The Co-op was really the centre of our lives back then. Our insurance company, and we had precious little to insure after the war, was the Co-op Insurance Company. In town, there was the main store that stocked just about every household goods and appliance imaginable. In my teenage years, when I thought I would become a painter to rival the Impressionists, I bought my oil paints at the Co-op.
Much later in life, when I was already a successful writer of textbooks, I frequently lived for months on end at the grand old hotel, the venerable Sheraton Commander, by Harvard Square just opposite the main campus when I was performing there, or at MIT, or at Boston College. My US publisher, Addison-Wesley, was located at Reading, just up the road from Harvard. Sorry, the point of this digression is that on Harvard Square, there was not only the Wurst House (pronounced ‘worst house’) where you could get beer, a plate of liver and onions, and ‘full service’ by the prettiest student-waitresses on earth, there was also the centre of a student’s universe, “The Coop”. It was years later that I came to understand that The Coop was actually the Co-op in the simplified English of America in those days.
You see, the co-operative movement has been present in my life from my earliest days, which goes a long way in explaining my absolute faith in the global phenomenon that in Saint Lucia is represented by the Co-operative and Credit Union Movement.

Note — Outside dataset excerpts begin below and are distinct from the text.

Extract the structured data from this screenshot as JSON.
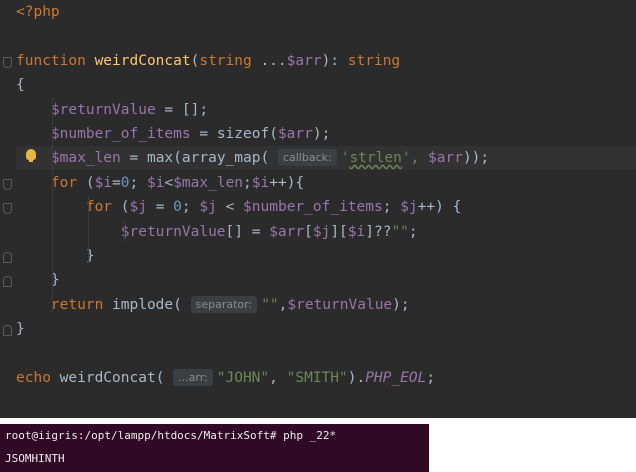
{
  "editor": {
    "lines": [
      {
        "tokens": [
          {
            "t": "<?php",
            "c": "kw"
          }
        ]
      },
      {
        "tokens": []
      },
      {
        "tokens": [
          {
            "t": "function ",
            "c": "kw"
          },
          {
            "t": "weirdConcat",
            "c": "fn"
          },
          {
            "t": "(",
            "c": ""
          },
          {
            "t": "string ",
            "c": "kw"
          },
          {
            "t": "...",
            "c": ""
          },
          {
            "t": "$arr",
            "c": "var"
          },
          {
            "t": "): ",
            "c": ""
          },
          {
            "t": "string",
            "c": "kw"
          }
        ]
      },
      {
        "tokens": [
          {
            "t": "{",
            "c": ""
          }
        ]
      },
      {
        "tokens": [
          {
            "t": "    ",
            "c": ""
          },
          {
            "t": "$returnValue",
            "c": "var"
          },
          {
            "t": " = [];",
            "c": ""
          }
        ]
      },
      {
        "tokens": [
          {
            "t": "    ",
            "c": ""
          },
          {
            "t": "$number_of_items",
            "c": "var"
          },
          {
            "t": " = ",
            "c": ""
          },
          {
            "t": "sizeof",
            "c": ""
          },
          {
            "t": "(",
            "c": ""
          },
          {
            "t": "$arr",
            "c": "var"
          },
          {
            "t": ");",
            "c": ""
          }
        ]
      },
      {
        "current": true,
        "tokens": [
          {
            "t": "    ",
            "c": ""
          },
          {
            "t": "$max_len",
            "c": "var"
          },
          {
            "t": " = ",
            "c": ""
          },
          {
            "t": "max",
            "c": ""
          },
          {
            "t": "(",
            "c": ""
          },
          {
            "t": "array_map",
            "c": ""
          },
          {
            "t": "( ",
            "c": ""
          },
          {
            "t": "callback:",
            "c": "hint"
          },
          {
            "t": "'",
            "c": "str"
          },
          {
            "t": "strlen",
            "c": "str squig"
          },
          {
            "t": "', ",
            "c": "str"
          },
          {
            "t": "$arr",
            "c": "var"
          },
          {
            "t": "));",
            "c": ""
          }
        ]
      },
      {
        "tokens": [
          {
            "t": "    ",
            "c": ""
          },
          {
            "t": "for ",
            "c": "kw"
          },
          {
            "t": "(",
            "c": ""
          },
          {
            "t": "$i",
            "c": "var"
          },
          {
            "t": "=",
            "c": ""
          },
          {
            "t": "0",
            "c": "num"
          },
          {
            "t": "; ",
            "c": ""
          },
          {
            "t": "$i",
            "c": "var"
          },
          {
            "t": "<",
            "c": ""
          },
          {
            "t": "$max_len",
            "c": "var"
          },
          {
            "t": ";",
            "c": ""
          },
          {
            "t": "$i",
            "c": "var"
          },
          {
            "t": "++){",
            "c": ""
          }
        ]
      },
      {
        "tokens": [
          {
            "t": "        ",
            "c": ""
          },
          {
            "t": "for ",
            "c": "kw"
          },
          {
            "t": "(",
            "c": ""
          },
          {
            "t": "$j",
            "c": "var"
          },
          {
            "t": " = ",
            "c": ""
          },
          {
            "t": "0",
            "c": "num"
          },
          {
            "t": "; ",
            "c": ""
          },
          {
            "t": "$j",
            "c": "var"
          },
          {
            "t": " < ",
            "c": ""
          },
          {
            "t": "$number_of_items",
            "c": "var"
          },
          {
            "t": "; ",
            "c": ""
          },
          {
            "t": "$j",
            "c": "var"
          },
          {
            "t": "++) {",
            "c": ""
          }
        ]
      },
      {
        "tokens": [
          {
            "t": "            ",
            "c": ""
          },
          {
            "t": "$returnValue",
            "c": "var"
          },
          {
            "t": "[] = ",
            "c": ""
          },
          {
            "t": "$arr",
            "c": "var"
          },
          {
            "t": "[",
            "c": ""
          },
          {
            "t": "$j",
            "c": "var"
          },
          {
            "t": "][",
            "c": ""
          },
          {
            "t": "$i",
            "c": "var"
          },
          {
            "t": "]??",
            "c": ""
          },
          {
            "t": "\"\"",
            "c": "str"
          },
          {
            "t": ";",
            "c": ""
          }
        ]
      },
      {
        "tokens": [
          {
            "t": "        }",
            "c": ""
          }
        ]
      },
      {
        "tokens": [
          {
            "t": "    }",
            "c": ""
          }
        ]
      },
      {
        "tokens": [
          {
            "t": "    ",
            "c": ""
          },
          {
            "t": "return ",
            "c": "kw"
          },
          {
            "t": "implode",
            "c": ""
          },
          {
            "t": "( ",
            "c": ""
          },
          {
            "t": "separator:",
            "c": "hint"
          },
          {
            "t": "\"\"",
            "c": "str"
          },
          {
            "t": ",",
            "c": ""
          },
          {
            "t": "$returnValue",
            "c": "var"
          },
          {
            "t": ");",
            "c": ""
          }
        ]
      },
      {
        "tokens": [
          {
            "t": "}",
            "c": ""
          }
        ]
      },
      {
        "tokens": []
      },
      {
        "tokens": [
          {
            "t": "echo ",
            "c": "kw"
          },
          {
            "t": "weirdConcat",
            "c": ""
          },
          {
            "t": "( ",
            "c": ""
          },
          {
            "t": "...arr:",
            "c": "hint"
          },
          {
            "t": "\"JOHN\"",
            "c": "str"
          },
          {
            "t": ", ",
            "c": ""
          },
          {
            "t": "\"SMITH\"",
            "c": "str"
          },
          {
            "t": ").",
            "c": ""
          },
          {
            "t": "PHP_EOL",
            "c": "const"
          },
          {
            "t": ";",
            "c": ""
          }
        ]
      }
    ]
  },
  "terminal": {
    "prompt_line": "root@iigris:/opt/lampp/htdocs/MatrixSoft# php _22*",
    "output_line": "JSOMHINTH"
  },
  "colors": {
    "editor_bg": "#2b2b2b",
    "keyword": "#cc7832",
    "variable": "#9876aa",
    "function": "#ffc66d",
    "string": "#6a8759",
    "number": "#6897bb",
    "terminal_bg": "#300a24"
  }
}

The title of this piece is, as you may have noticed, Safety in Numbers; so here are a few – numbers, I mean. According to the World Wide Web, St Lucia has 18 Credit Unions (but there may be more: this number may be out of date). Of a population that numbers between 160 and 200-plus thousand, depending on whether it is an election year or not, an impressively precise number of Saint Lucians, 81,022 in all, are members of a Credit Union.
With so many Credit Unions, nobody need ever complain about a lack of easy access to a financial institution; wherever you live, you will live in easy reach of a Credit Union Office. Fond St. Jacques, Millet, Saltibus, Dennery, La Ressource, Laborie, Micoud, Choiseul, Mon Repos, the list goes on and on.
Then there are the special interest credit unions that do not rely on your place of residence as the bond between member and union, but instead are united by a common occupation or interest: the SDA Credit Union, the National Farmers Credit Union, the Civil Service Credit Union, the Co-operative Credit Union, the Hospitality Workers Co-operative Credit Union, the Police Credit Union, the Elk’s Co-operative Credit Union, the Teachers’ Credit Union, and last but not least, my special favourite, the Saint Lucia Workers’ Credit Union,
Why is the Saint Lucia Workers’ Credit Union my all-time favourite? Well, ask yourself, “Are we not all Workers?” We work to help ourselves; we work to support our families; we work because we have to, and we work because we must; we work for small causes and we work for greater ones; we work to make our country great, successful and attractive to our visitors; we work for Saint Lucia.
And so I return to the thought that prompted this tale: Yes, we have safety in the number of credit unions and co-operative societies that operate in this small island state, yet would it be too heretical to ask whether or not Saint Lucia would benefit from having one united credit union. I’m not sure – what do you think?